Open Source Software: A Survey from 10,000 Feet provides an overview of the history, development, and applications of open source software (OSS). OSS is software distributed with a license allowing access to its source code, free redistribution, the creation of derived works, and unrestricted use. The history of open source software can be traced back to the 1950s. Open source applications cover most areas of consumer and business software. The organization of open source development projects often differs from proprietary ones in terms of their organizational structure, membership, leadership, contribution policies and quality control. Behind a successful OSS project is its community, ranging from core developers to passive users. The key defining element of open source software is its license, which must satisfy a list of important requirements. There are numerous open source licenses, and they mainly differ in how they treat derived software: some contain provisions that maintain its availability in open source form, while others allow more flexibility. The emergence of open source software is fueling the economy as a whole through its widespread adoption as a cheap alternative to pricey proprietary products and as a driver behind many successful e-business ventures.

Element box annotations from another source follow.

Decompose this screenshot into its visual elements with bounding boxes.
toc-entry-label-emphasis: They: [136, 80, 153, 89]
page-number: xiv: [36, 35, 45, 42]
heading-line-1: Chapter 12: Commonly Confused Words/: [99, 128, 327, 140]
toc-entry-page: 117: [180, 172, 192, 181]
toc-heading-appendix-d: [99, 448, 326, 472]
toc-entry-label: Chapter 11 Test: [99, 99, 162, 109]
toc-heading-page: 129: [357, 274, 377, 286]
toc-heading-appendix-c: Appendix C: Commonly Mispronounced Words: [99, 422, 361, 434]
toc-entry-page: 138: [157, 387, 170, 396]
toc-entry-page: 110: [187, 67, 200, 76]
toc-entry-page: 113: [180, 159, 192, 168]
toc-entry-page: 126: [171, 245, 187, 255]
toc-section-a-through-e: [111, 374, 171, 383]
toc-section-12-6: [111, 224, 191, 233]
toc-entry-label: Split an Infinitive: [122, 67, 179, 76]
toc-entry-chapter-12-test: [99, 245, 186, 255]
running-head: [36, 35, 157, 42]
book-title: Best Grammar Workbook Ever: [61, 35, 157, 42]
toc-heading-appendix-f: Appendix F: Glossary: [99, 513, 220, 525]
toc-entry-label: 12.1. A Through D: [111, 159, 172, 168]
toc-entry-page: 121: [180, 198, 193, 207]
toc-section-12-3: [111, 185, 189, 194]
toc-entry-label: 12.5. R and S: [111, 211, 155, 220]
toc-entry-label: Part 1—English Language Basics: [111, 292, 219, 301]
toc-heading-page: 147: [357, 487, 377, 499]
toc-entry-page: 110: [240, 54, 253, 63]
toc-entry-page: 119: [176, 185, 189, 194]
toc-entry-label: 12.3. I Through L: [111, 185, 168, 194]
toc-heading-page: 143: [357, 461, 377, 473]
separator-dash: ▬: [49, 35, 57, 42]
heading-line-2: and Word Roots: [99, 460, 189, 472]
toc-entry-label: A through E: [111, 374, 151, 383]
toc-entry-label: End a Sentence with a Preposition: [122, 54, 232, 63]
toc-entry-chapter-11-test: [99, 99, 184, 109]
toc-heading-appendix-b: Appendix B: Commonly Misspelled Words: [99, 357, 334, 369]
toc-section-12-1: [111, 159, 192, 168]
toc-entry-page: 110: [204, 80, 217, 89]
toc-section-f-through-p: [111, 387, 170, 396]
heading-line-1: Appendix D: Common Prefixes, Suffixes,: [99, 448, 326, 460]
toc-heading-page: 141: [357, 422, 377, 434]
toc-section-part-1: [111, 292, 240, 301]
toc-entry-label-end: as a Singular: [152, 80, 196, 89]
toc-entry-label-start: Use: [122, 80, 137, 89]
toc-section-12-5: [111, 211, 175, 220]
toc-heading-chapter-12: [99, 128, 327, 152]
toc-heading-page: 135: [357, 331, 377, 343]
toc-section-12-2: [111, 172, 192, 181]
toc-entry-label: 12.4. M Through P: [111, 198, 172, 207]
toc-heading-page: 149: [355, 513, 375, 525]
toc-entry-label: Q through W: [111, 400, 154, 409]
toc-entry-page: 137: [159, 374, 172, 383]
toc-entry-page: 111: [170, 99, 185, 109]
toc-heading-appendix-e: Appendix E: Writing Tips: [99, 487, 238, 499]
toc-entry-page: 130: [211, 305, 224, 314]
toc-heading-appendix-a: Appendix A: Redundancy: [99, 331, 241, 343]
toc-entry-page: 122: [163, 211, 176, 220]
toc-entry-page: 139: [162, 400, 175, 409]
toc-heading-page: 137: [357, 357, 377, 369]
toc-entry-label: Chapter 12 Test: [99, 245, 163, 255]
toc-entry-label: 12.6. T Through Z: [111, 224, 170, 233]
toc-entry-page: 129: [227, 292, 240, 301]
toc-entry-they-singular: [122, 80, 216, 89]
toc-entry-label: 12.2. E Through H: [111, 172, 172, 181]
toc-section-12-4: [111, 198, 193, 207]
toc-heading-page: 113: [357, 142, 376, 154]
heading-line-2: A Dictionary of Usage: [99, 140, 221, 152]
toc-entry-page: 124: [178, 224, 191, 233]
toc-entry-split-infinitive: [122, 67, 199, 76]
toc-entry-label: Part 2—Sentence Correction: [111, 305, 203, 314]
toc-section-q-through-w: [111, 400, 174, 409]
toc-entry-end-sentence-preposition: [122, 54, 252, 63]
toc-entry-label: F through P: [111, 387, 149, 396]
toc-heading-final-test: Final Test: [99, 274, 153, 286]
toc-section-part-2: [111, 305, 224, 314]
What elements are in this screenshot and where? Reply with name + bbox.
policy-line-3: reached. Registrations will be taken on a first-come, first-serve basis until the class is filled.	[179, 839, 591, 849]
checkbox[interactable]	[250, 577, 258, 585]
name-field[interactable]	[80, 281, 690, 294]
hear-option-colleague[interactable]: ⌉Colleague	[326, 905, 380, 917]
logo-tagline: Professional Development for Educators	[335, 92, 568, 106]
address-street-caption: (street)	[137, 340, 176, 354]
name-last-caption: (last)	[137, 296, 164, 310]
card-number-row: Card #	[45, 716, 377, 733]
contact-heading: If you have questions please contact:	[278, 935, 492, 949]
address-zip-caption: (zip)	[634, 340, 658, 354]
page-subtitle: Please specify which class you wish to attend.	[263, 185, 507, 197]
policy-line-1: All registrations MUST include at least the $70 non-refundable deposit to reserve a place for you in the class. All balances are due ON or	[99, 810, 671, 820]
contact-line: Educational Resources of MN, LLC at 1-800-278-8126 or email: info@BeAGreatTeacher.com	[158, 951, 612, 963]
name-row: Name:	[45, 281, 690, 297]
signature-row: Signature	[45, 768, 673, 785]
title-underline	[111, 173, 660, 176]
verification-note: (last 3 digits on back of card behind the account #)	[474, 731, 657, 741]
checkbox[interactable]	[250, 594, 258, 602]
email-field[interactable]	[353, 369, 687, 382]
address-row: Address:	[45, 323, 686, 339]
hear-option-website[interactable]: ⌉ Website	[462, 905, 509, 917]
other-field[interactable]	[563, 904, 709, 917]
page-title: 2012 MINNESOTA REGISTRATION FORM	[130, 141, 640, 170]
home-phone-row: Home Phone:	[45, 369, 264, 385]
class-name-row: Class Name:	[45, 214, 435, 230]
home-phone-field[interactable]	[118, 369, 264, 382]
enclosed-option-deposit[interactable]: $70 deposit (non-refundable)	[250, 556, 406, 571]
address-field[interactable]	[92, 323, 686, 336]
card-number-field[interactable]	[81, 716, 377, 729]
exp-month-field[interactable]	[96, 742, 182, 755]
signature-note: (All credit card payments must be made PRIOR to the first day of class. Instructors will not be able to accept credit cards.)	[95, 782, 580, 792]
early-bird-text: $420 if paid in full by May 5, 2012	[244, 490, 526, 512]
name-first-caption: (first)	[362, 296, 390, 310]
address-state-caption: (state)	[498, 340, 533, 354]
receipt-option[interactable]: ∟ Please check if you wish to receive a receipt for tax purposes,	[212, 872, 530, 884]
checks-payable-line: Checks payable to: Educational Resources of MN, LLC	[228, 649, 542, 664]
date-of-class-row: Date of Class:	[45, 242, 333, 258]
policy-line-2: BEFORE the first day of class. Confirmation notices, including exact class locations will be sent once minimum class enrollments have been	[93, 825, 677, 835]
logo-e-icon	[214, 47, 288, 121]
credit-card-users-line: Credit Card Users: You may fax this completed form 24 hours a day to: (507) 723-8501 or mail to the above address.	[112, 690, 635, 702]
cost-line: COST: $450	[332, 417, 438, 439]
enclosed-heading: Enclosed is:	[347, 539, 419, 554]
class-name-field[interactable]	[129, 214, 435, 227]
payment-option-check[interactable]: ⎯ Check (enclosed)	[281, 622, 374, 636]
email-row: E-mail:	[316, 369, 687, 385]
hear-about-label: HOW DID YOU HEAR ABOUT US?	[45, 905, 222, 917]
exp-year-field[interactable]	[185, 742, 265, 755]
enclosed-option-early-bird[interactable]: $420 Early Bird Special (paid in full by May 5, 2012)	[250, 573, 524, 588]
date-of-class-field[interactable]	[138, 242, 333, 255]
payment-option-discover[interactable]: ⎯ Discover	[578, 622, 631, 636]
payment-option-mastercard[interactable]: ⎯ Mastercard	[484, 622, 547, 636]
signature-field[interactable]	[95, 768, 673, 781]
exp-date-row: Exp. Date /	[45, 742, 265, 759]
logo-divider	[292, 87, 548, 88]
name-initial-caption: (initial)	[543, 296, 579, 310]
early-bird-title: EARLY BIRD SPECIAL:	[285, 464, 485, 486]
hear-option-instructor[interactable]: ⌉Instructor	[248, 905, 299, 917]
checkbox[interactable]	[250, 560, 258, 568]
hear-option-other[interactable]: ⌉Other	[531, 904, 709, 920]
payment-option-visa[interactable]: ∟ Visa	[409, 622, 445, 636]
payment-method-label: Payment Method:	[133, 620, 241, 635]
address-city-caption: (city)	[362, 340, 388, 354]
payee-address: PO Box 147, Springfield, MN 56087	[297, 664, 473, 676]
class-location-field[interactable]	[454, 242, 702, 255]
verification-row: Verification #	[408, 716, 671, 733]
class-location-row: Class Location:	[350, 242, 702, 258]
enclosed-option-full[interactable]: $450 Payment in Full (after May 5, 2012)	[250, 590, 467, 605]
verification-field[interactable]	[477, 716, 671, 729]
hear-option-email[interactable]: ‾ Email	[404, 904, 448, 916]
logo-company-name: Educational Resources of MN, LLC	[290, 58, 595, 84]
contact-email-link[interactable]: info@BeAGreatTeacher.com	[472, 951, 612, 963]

Open source is also directly affecting specific sectors: the software development industry through competition and new business opportunities; hardware development through lower cost and barriers of entry, consumer-led innovation and policy enforcement difficulties; academia through valuable opportunities for research and student involvement in real-world applications, as well as the availability of software tools and the provision of pioneering new courses. It can lead to new design, production, marketing, and business models, as well as ways to develop large complex software systems in an organic manner. Challenges lie ahead, and problems still need to be overcome, so the potential for future research on OSS is large. More important however is the ability of open source development models to democratize technology and innovation.